A door opened down the hall and a gust of cold air rushed into the kitchen before the door shut again and the finger paintings stopped flapping on the walls. Flotsam and Jetsam barreled into the room, their coats matted with snow, their nails clicking on the floorboards. I heard Pulsifer stomping his boots.
Lauren flushed, as if with embarrassment, and stood up from the table, as if she feared being caught with me in a compromising position. Living on an isolated farm in the woods, cooped up with four kids and a husband with a history of alcohol abuse, she probably had no one to talk to about her own problems. We both knew that she had confided far more than she had intended in me.
“Charley Stevens used to be the district warden here before he became a warden pilot,” she began, as if in the middle of a conversation. “I remember when I was in elementary school he came to talk to my class and brought a three-legged raccoon with him on a leash. They probably wouldn’t allow that now.”
“I highly doubt it,” I said.
“Highly doubt what?” Pulsifer was wearing his winter uniform: black parka and snowmobile pants.

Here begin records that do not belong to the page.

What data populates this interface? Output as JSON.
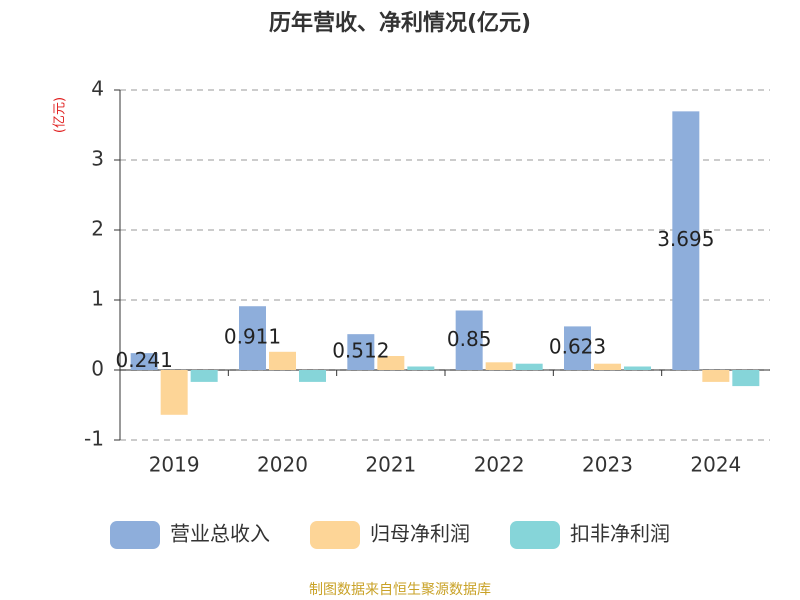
{
  "chart_data": {
    "type": "bar",
    "title": "历年营收、净利情况(亿元)",
    "y_label": "(亿元)",
    "source": "制图数据来自恒生聚源数据库",
    "categories": [
      "2019",
      "2020",
      "2021",
      "2022",
      "2023",
      "2024"
    ],
    "series": [
      {
        "name": "营业总收入",
        "color": "#8eaedb",
        "values": [
          0.241,
          0.911,
          0.512,
          0.85,
          0.623,
          3.695
        ]
      },
      {
        "name": "归母净利润",
        "color": "#fdd597",
        "values": [
          -0.64,
          0.26,
          0.2,
          0.11,
          0.09,
          -0.17
        ]
      },
      {
        "name": "扣非净利润",
        "color": "#86d5d9",
        "values": [
          -0.17,
          -0.17,
          0.05,
          0.09,
          0.05,
          -0.23
        ]
      }
    ],
    "ylim": [
      -1,
      4
    ],
    "yticks": [
      -1,
      0,
      1,
      2,
      3,
      4
    ],
    "grid": true
  }
}
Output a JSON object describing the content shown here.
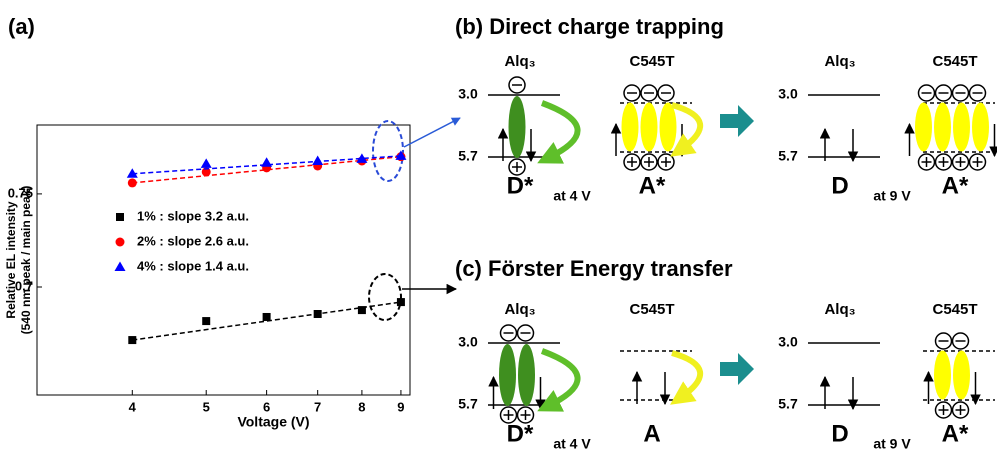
{
  "panel_label": "(a)",
  "chart_data": {
    "type": "scatter",
    "xlabel": "Voltage (V)",
    "ylabel": [
      "Relative EL intensity",
      "(540 nm peak / main peak)"
    ],
    "x": [
      4,
      5,
      6,
      7,
      8,
      9
    ],
    "xlim": [
      3,
      9.25
    ],
    "xticks": [
      4,
      5,
      6,
      7,
      8,
      9
    ],
    "xscale": "log",
    "ylim": [
      0.642,
      0.787
    ],
    "yticks": [
      0.7,
      0.75
    ],
    "fit_lines": true,
    "legend": "left",
    "series": [
      {
        "name": "1% : slope 3.2 a.u.",
        "color": "#000000",
        "marker": "square",
        "values": [
          0.6715,
          0.6817,
          0.6839,
          0.6855,
          0.6876,
          0.6919
        ]
      },
      {
        "name": "2% : slope 2.6 a.u.",
        "color": "#ff0000",
        "marker": "circle",
        "values": [
          0.7559,
          0.7618,
          0.764,
          0.765,
          0.7677,
          0.77
        ]
      },
      {
        "name": "4% : slope 1.4 a.u.",
        "color": "#0000ff",
        "marker": "triangle",
        "values": [
          0.7608,
          0.7661,
          0.7667,
          0.7677,
          0.7688,
          0.7704
        ]
      }
    ]
  },
  "panels": [
    {
      "title": "(b) Direct charge trapping",
      "columns": [
        {
          "molecule": "Alq₃",
          "lumo": "3.0",
          "homo": "5.7",
          "state": "D*",
          "note": "at 4 V"
        },
        {
          "molecule": "C545T",
          "state": "A*"
        },
        {
          "molecule": "Alq₃",
          "lumo": "3.0",
          "homo": "5.7",
          "state": "D",
          "note": "at 9 V"
        },
        {
          "molecule": "C545T",
          "state": "A*"
        }
      ]
    },
    {
      "title": "(c) Förster Energy transfer",
      "columns": [
        {
          "molecule": "Alq₃",
          "lumo": "3.0",
          "homo": "5.7",
          "state": "D*",
          "note": "at 4 V"
        },
        {
          "molecule": "C545T",
          "state": "A"
        },
        {
          "molecule": "Alq₃",
          "lumo": "3.0",
          "homo": "5.7",
          "state": "D",
          "note": "at 9 V"
        },
        {
          "molecule": "C545T",
          "state": "A*"
        }
      ]
    }
  ]
}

“We were just talking about some of Charley Stevens’s escapades,” Lauren said.
“Those could fill a book.” Pulsifer filled a glass of water from the sink and drank it down in one gulp, then did it all over again. “You used to be able to get away with a lot more in the old days.” His voice sounded parched. “There was one state cop—I won’t say who—who had three women he used to visit while their husbands were at work at the same mill. All three husbands worked different shifts, so there was always one open bed.”
“That’s not funny, Gary,” Lauren said.
He hadn’t yet made eye contact with me. “When I started, no one ever knew where I was or what I was doing. As long as I kept my picture out of the paper and wrote my quota of tickets, the colonel didn’t care.”
“It’s a brand-new day,” I said.
“And a cold one, too,” said Lauren. “Thermometer read five below this morning, and the wind’s out of the northwest. It must be one of those Alberta clippers the weathermen always go on about.”
I hadn’t yet decided what I was going to do. On my way south, I could stop at the Franklin County Sheriff’s Department and see how the examination of Adam’s truck was coming along. Maybe I’d run into Clegg there, and I could tell him about the handgun the missing felon had taken from his mother’s apartment.
“I should probably get on the road,” I told my hosts.